Houston voters reject Equal Rights Ordinance

Houston voters reject Equal Rights Ordinance

Houston voters rejected the Houston Equal Rights Ordinance on Tuesday by a margin of 61 to 39 percent. Ordinance No. 2014-530 [text, PDF], known by its opponents as the “bathroom bill,” prohibited discrimination based on sex, race, age, religion, sexual orientation, gender identity and other protected characteristics. The ordinance focused on protection in employment, housing, city contracting and business services but was mainly opposed for allowing transgender people to use bathrooms of their choosing. The Houston City Council initially approved the ordinance in May of last year, but a legal challenge forced the ordinance to require voters’ approval. Opponents’ concern was that sexual predators would pose as transgender individuals in order to access bathrooms.

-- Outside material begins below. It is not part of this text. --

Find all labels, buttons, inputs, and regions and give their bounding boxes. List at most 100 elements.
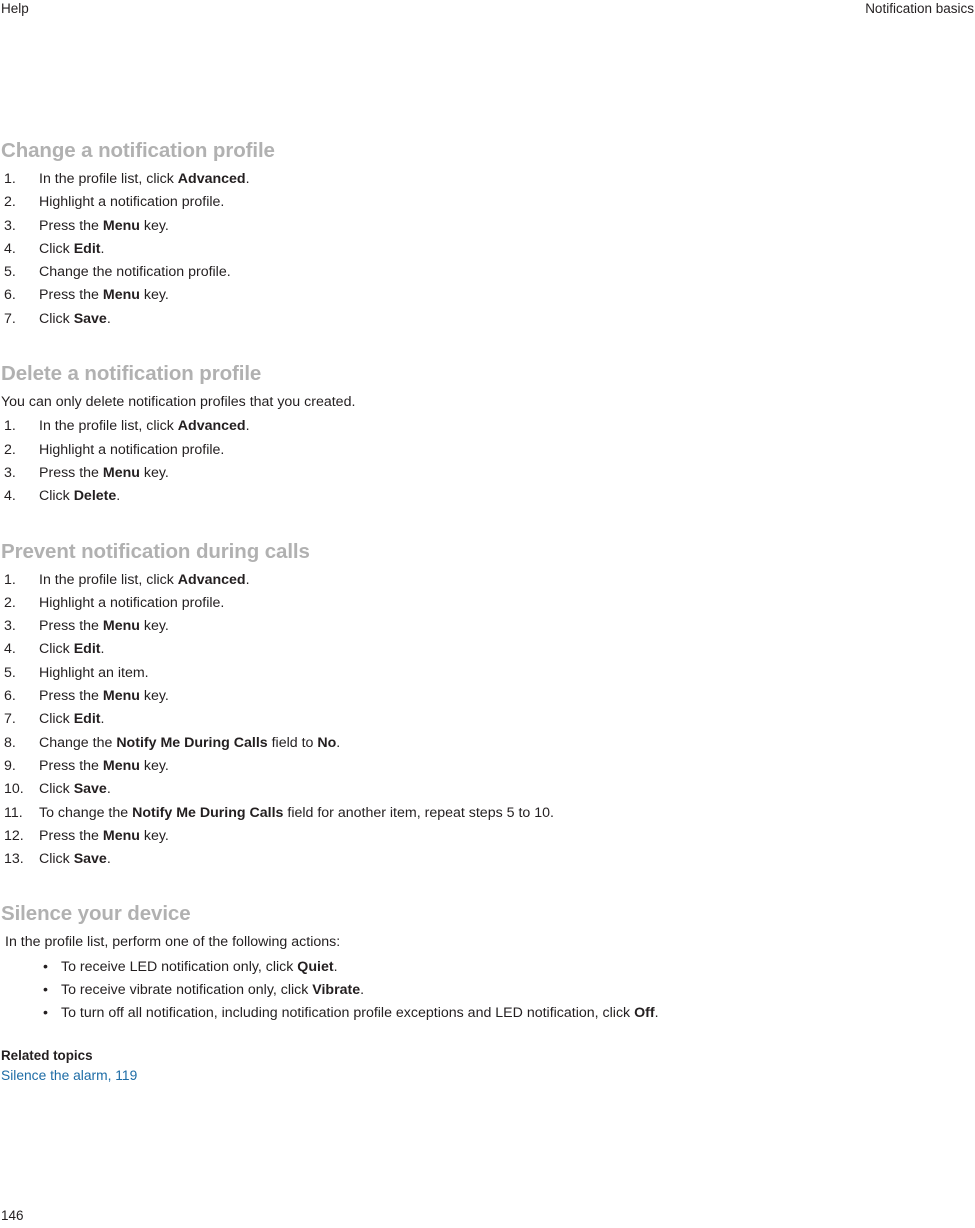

Supporters of the ordinance called this strategy “fear-mongering” and stated that the ordinance provided much-needed legal safeguards in one of the most diverse cities in the US.

Earlier this week US Department of Education ruled [JURIST report] that a transgender student in Illinois could have access to the locker room of their gender identity. US Secretary of Defense Ashton Carter in July announced [JURIST report] a comprehensive plan to move in the direction of allowing transgender troops to serve in the military. Also in July Ireland passed the Gender Recognition Bill [JURIST report] to allow transgender people over 18 legal recognition of their preferred gender and changes in their birth certificate. In March Utah lawmakers unveiled legislation (SB 0296) [JURIST report] that balances religious rights and protections against LGBT discrimination in the workplace and housing. In July 2014 President Obama signed an executive order [JURIST report] barring federal contractors from discriminating on the basis of sexual orientation or gender identity. In August 2013 California Governor Jerry Brown signed a bill [JURIST report] into law protecting transgender public students, allowing them to participate in sex-segregated activities consistent with their own gender identity.